Valiant also has a number of US clients, but fewer than 0.1 per cent of its entire base of 400,000 clients, most of whom, it said, have a “strong connection to Switzerland”.

“The examination of client files for US persons found that Valiant has never actively solicited US persons or visited clients in the USA. Nevertheless, the possibility that individual clients have not declared their assets in compliance with tax law cannot be ruled out. For reasons of legal certainty and to ensure a fast and sustainable settlement, particularly in light of the fact that a single case of undeclared assets effectively makes classification in category 3 and 4 of the US programme impossible, the Valiant Board of Directors has opted for category 2 participation,” it said in a statement.

“The costs of the US program will not jeopardize the financial stability of Valiant in any way. This decision does not endanger the distribution of an unchanged dividend,” it said.

According to Reuters yesterday, Valiant is the first Swiss bank to say it would work with US under the programme.

A number of banks are this week expected to tell FINMA, the Swiss financial watchdog, that they will state whether, or not, they have potentially broken US tax law.

The US-Swiss agreement is seen as a further breach of Switzerland’s bank secrecy laws, which in their modern form date to 1934. Ever since UBS settled criminal and legal charges of aiding US tax evaders in 2009, and hundreds of client account details were passed to US authorities, there has been speculation that bank secrecy is eroding.

Depending on banks’ behaviour and co-operation, fines that banks pay can be as high as 50 per cent of assets managed on behalf of US clients.

Reuters said that other banks under the investigatory microscope include EFG International, St Galler Kantonalbank, Linth Bank and Banque Cantonale Vaudoise.


At the core of the agreement is the potentially tricky issue of different categories for Swiss banks for the purpose of establishing if they face potential fines, or not.

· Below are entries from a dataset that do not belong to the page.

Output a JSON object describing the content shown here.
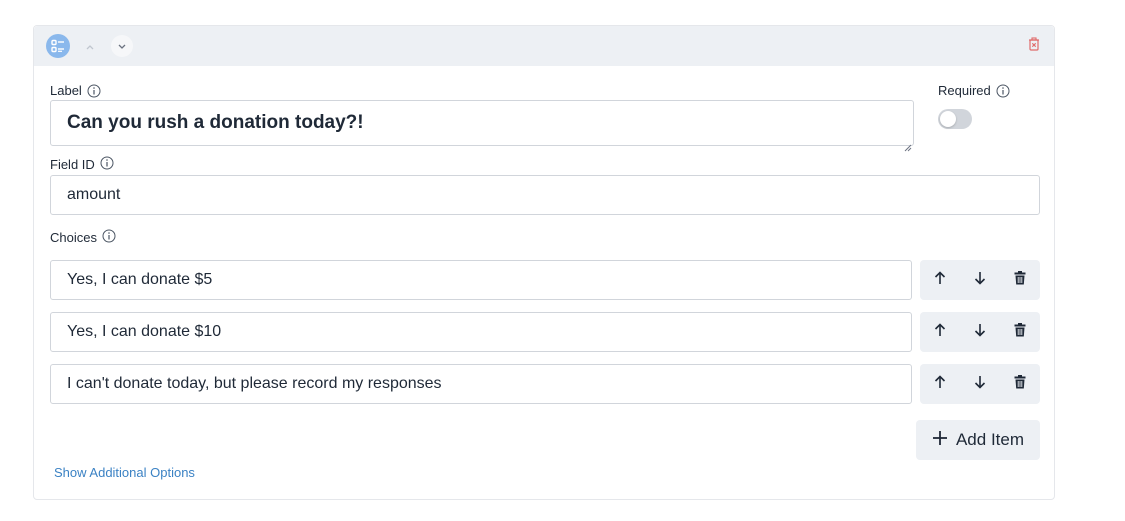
{
  "colors": {
    "accent": "#3b82c4",
    "header_bg": "#edf0f4",
    "type_icon_bg": "#8ab8ec",
    "delete_red": "#e06b6b"
  },
  "header": {
    "type_icon": "list-icon",
    "move_up_icon": "chevron-up-icon",
    "move_down_icon": "chevron-down-icon",
    "delete_icon": "trash-icon"
  },
  "label_field": {
    "label": "Label",
    "value": "Can you rush a donation today?!"
  },
  "required_field": {
    "label": "Required",
    "enabled": false
  },
  "field_id": {
    "label": "Field ID",
    "value": "amount"
  },
  "choices": {
    "label": "Choices",
    "items": [
      {
        "value": "Yes, I can donate $5"
      },
      {
        "value": "Yes, I can donate $10"
      },
      {
        "value": "I can't donate today, but please record my responses"
      }
    ]
  },
  "add_item": {
    "label": "Add Item"
  },
  "show_additional": {
    "label": "Show Additional Options"
  }
}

The US-Swiss programme is open to all Swiss banks, excluding those banks which are the target of criminal investigations by the Department of Justice (also known as category 1). Banks in category 2 - which have good reasons to believe that they have violated US tax law - may request a non-prosecution agreement from the US authorities up to 31 December, 2013 at the latest.

They must then supply the US authorities with information on their cross-border relations, particularly leaver lists, but not the names of clients. Institutions in category 2 must also pay a fine, the amount of which will be in relation to the volume of untaxed US assets they hold and the date on which the accounts were opened.

The fines amount to 20 per cent for accounts which existed on August 1 2008, and 30 per cent for accounts opened between 1 August, 2008 and 28 February, 2009. If a bank opened an account with untaxed US assets after 28 February, 2009, the fine will be 50 per cent.

Banks which believe that they have not violated US tax law (category 3) and those whose business is local in nature (category 4) can report to the US authorities between 1 July, 2014 and 31 October, 2014 at the latest to request a non-target letter.